The same Nov. 13 Securities and Exchange Commission (SEC) filing indicates that he also bought a 1 percent stake in Cambridge, Mass.-based Genzyme Corp., one of the world's best-known biotech companies, with $3.2 billion in annual revenue.

Last spring, after Icahn bought a stake in the Maryland-based biotechnology firm MedImmune Inc., the company was sold to drug giant AstraZeneca PLC. The $15.6 billion deal prevented a potentially nasty proxy fight with Icahn, who threatened to nominate a slate of opposing directors unless the company put itself up for sale.

It's unclear what Icahn and his team have planned for MGI Pharma. A call to his New York office Friday seeking comment was not returned. MGI Pharma CEO Lonnie Moulder declined to comment this week about Icahn's SEC filing.

Several analysts who follow MGI Pharma also declined to comment about the Icahn news.

"It's really a very small stake, so it's hard to say what will happen," said Leerink Swann & Co. analyst Howard Liang, who rates the stock "outperform."

Moulder said he remains bullish about MGI Pharma's prospects -- noting that its signature drug, Aloxi, has rebounded nicely after being battered by a generic competitor made by pharma giant GlaxoSmithKline.

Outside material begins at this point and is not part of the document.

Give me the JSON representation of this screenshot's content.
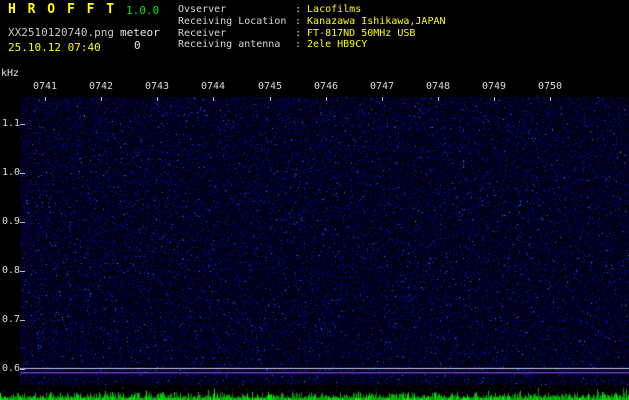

In addition, data regarding MGI's drug Dacogen, which treats several bone marrow diseases, will be released next month during the American Society of Hematology annual meeting.

One clinical trial involving Dacogen that will be released at the meeting was conducted by the M.D. Anderson Cancer Center in Houston, and tracked the survival rate of 115 patients.

MGI Pharma's stock declined 65 cents Friday, closing at $29.36, close to its 52-week high of $33.80.